Israeli soldiers operate inside the Gaza Strip, as seen from southern Israel, on Feb. 13, 2024. (AP)
Israeli soldiers operate inside the Gaza Strip, as seen from southern Israel, on Feb. 13, 2024. (AP)

The head of the World Health Organization (WHO) said on Wednesday that many people in Gaza were facing "catastrophic hunger and famine-like conditions".

"A significant proportion of Gaza's population is now facing catastrophic hunger and famine-like conditions," said WHO Director-General Tedros Adhanom Ghebreyesus.

"Despite reports of increased delivery of food, there is currently no evidence that those who need it most are receiving sufficient quantity and quality of food."

Tedros said there were more than 8,000 children under five years old who have been diagnosed and treated for acute malnutrition, including 1,600 children with severe acute malnutrition.

"However, due to insecurity and lack of access, only two stabilization centers for severely malnourished patients can operate," he added.

"Our inability to provide health services safely, combined with the lack of clean water and sanitation, significantly increases the risk of malnourished children."
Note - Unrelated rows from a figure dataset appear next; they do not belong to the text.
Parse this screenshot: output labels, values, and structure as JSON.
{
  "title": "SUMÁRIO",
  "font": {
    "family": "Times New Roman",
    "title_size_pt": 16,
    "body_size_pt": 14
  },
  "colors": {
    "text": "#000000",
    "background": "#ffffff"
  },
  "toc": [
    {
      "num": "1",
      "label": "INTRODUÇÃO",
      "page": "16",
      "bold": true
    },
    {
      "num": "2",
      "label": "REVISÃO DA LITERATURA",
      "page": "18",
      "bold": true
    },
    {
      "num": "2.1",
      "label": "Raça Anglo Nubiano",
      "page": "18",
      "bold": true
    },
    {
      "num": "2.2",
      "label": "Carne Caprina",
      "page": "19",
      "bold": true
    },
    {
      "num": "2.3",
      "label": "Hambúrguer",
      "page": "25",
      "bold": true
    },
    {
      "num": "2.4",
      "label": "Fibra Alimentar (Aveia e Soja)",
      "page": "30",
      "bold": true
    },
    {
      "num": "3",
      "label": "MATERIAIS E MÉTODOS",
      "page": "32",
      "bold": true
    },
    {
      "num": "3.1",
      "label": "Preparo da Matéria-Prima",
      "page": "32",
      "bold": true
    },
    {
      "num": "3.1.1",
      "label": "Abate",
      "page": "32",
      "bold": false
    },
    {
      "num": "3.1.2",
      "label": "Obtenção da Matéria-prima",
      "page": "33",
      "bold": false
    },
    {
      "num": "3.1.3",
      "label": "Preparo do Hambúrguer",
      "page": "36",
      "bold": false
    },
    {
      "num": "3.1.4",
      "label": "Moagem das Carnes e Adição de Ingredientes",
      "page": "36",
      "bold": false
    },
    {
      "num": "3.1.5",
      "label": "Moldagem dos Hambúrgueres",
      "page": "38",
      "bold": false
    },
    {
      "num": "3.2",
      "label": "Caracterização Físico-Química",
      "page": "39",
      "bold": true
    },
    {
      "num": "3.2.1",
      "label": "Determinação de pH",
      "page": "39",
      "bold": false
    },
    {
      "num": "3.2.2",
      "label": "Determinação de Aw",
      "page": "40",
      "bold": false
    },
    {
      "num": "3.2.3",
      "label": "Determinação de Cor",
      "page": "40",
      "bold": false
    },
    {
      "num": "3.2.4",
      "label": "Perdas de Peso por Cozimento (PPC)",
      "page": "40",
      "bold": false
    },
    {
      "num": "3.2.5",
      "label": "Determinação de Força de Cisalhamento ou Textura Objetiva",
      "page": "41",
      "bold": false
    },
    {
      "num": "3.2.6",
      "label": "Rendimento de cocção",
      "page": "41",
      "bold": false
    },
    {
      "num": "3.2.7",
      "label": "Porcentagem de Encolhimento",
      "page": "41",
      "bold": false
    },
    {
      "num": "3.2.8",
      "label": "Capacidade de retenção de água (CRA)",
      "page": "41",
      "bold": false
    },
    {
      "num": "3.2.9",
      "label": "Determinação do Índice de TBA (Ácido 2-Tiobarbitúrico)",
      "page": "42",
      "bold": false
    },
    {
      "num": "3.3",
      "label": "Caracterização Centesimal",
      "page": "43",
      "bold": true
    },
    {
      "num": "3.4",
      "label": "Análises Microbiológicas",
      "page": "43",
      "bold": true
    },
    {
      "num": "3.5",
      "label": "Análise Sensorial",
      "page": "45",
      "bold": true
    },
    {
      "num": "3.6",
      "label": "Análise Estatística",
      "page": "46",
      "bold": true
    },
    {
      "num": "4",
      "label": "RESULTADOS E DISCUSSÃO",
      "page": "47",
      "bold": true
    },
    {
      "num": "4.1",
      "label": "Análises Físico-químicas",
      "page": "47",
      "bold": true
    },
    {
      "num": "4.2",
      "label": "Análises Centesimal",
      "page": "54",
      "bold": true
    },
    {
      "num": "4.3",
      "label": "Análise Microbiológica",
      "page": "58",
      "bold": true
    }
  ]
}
The war in Gaza began on Oct. 7 when fighters led by Hamas killed 1,200 Israelis and took more than 250 hostage, according to Israeli tallies.

Israel's response has caused the deaths of more than 37,000 Palestinians, according to the Gazan health ministry, displaced most of Gaza's population of 2.3 million and caused widespread hunger and destruction.

A UN inquiry on Wednesday found that both Israel and Hamas had committed war crimes early in the Gaza war, and that Israel's actions also constituted crimes against humanity because of the immense civilian losses.

Tedros also highlighted a separate health crisis in the West Bank, where he said healthcare had been targeted by nearly 500 attacks since Oct. 7.

"While the world's focus has been on Gaza, there is also an escalating health crisis in the West Bank, where attacks on healthcare and restrictions on movement of people are obstructing access to health services," he said.

"In most areas of the West Bank, clinics are only operating two days a week and hospitals are operating at about 70% capacity."